High-Level Overview
Skleo Health is a German health-tech startup founded in 2024 that provides AI-powered, six-minute eye screenings for early detection of preventable eye diseases like glaucoma, diabetic retinopathy, and AMD. It serves individuals in everyday locations such as opticians, pharmacies, retail stores, and workplaces, solving the problem of late diagnoses caused by inaccessible, time-consuming specialist care by offering rapid, non-invasive scans validated by CE-certified AI and specialist ophthalmologists.[1][2][3][4] The company has screened over 11,000 people across Germany's 50 largest cities, identifying more than 3,000 medically relevant cases, and recently raised €3M ($3.5M) in seed funding led by Sanoptis, Antler, and angels to scale to 30,000 screenings per month and build a nationwide platform connecting patients to specialists.[2][3][4][5]
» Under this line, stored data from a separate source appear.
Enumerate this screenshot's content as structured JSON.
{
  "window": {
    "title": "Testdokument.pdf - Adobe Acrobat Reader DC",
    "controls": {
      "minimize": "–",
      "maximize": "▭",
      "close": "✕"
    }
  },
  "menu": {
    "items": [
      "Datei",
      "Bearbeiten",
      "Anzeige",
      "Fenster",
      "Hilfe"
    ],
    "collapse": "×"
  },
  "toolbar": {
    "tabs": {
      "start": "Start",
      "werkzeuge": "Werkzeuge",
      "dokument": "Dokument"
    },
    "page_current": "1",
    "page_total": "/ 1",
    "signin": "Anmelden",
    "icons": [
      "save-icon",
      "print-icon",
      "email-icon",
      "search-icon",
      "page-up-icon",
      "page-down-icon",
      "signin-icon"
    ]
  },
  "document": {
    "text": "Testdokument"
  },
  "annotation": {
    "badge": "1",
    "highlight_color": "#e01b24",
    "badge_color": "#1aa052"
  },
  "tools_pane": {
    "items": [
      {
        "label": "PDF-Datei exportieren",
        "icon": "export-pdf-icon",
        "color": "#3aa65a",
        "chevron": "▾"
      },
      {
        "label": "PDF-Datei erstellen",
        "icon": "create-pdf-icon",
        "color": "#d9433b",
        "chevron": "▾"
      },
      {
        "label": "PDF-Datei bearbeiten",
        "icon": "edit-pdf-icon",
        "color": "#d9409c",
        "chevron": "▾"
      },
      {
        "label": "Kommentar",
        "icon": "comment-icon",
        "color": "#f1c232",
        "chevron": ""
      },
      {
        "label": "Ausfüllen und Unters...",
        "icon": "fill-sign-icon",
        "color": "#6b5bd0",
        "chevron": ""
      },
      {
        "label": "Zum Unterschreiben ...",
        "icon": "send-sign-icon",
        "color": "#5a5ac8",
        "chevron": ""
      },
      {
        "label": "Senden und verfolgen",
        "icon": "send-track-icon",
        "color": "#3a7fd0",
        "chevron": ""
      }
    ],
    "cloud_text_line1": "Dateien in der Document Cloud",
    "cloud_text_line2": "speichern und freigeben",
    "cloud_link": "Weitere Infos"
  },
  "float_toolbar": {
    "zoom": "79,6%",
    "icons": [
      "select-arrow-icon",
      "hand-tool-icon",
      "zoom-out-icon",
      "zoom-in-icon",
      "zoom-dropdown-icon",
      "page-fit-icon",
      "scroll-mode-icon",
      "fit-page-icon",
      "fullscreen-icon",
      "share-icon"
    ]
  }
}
This decentralized, "human + AI" model reduces healthcare system strain by freeing specialists for treatment, cutting costs, and enabling proactive prevention over reactive care.[1][2][4]
Origin Story
Skleo Health emerged from the Antler Founder Residency Program in Berlin, founded in March 2024 by a trio blending medical, technical, and business expertise: Dr. Steffen E. Künzel (ophthalmologist and scientist from Charité Berlin), Fabien Vogl (engineer and healthcare strategist from Air Liquide with an MBA), and Dr. Alex Hein (mathematician, economist, and ex-BCG consultant).[3][4][5] The idea stemmed from Dr. Künzel's clinical experience witnessing late-stage diagnoses limiting treatment options, inspiring a shift to proactive prevention by bringing certified screenings into daily life.[2][3][4]
Early traction was swift: within months, the company expanded to Germany's 50 largest cities, partnered with Mister Spex, pharmacy chains, employers, and retailers, screened 11,000 people, and detected 3,000 relevant findings, setting the stage for national scaling.[2][3][4]
Core Differentiators
- Rapid, Accessible Screenings: Six-minute, non-invasive scans at convenient spots like pharmacies and offices, replacing months-long clinic waits with point-of-need detection.[1][2][3]
- Human + AI Validation: CE-certified AI analysis followed by specialist ophthalmologist review ensures medical accuracy and trust, backed by experts from Charité Berlin, UCL London, and Yale.[1][3][4]
- End-to-End Platform: Beyond screenings, an open national system connects patients directly to specialists, streamlining from detection to treatment and optimizing healthcare efficiency.[1][2][3]
- System-Wide Impact: Frees specialists for complex care, reduces costs and wait times, and targets preventable blindness, distinguishing it from traditional clinics or pure tech providers.[1][2][4]
Role in the Broader Tech Landscape
Skleo Health rides the wave of AI-driven preventive healthcare and decentralization, addressing ophthalmology's core challenge: late diagnosis of treatable diseases amid specialist shortages and aging populations.[1][2][3] Timing aligns with Europe's push for efficient health systems post-pandemic, where scalable AI validation meets regulatory standards like CE certification, enabling mass adoption.[1][4] Market forces favoring it include rising demand for accessible care, investor interest in health-tech (e.g., Sanoptis backing), and partnerships with retail/pharmacy giants, positioning Skleo to influence ecosystems by setting norms for "screening-as-a-service" and reducing blindness rates across Europe.[2][3][4]
Quick Take & Future Outlook
Skleo Health is primed to dominate decentralized eye care in Europe, leveraging its €3M seed to hit 30,000 monthly screenings, expand partnerships (e.g., major retailers), and launch its patient-specialist platform.[2][4] Trends like AI-health integration, preventive care mandates, and workplace wellness will accelerate growth, potentially evolving its influence toward pan-European rollout and new disease screenings. With strong clinical backing and early metrics, it could redefine accessible prevention, turning "a new vision for eye care" into millions saved from blindness.[1][2][6]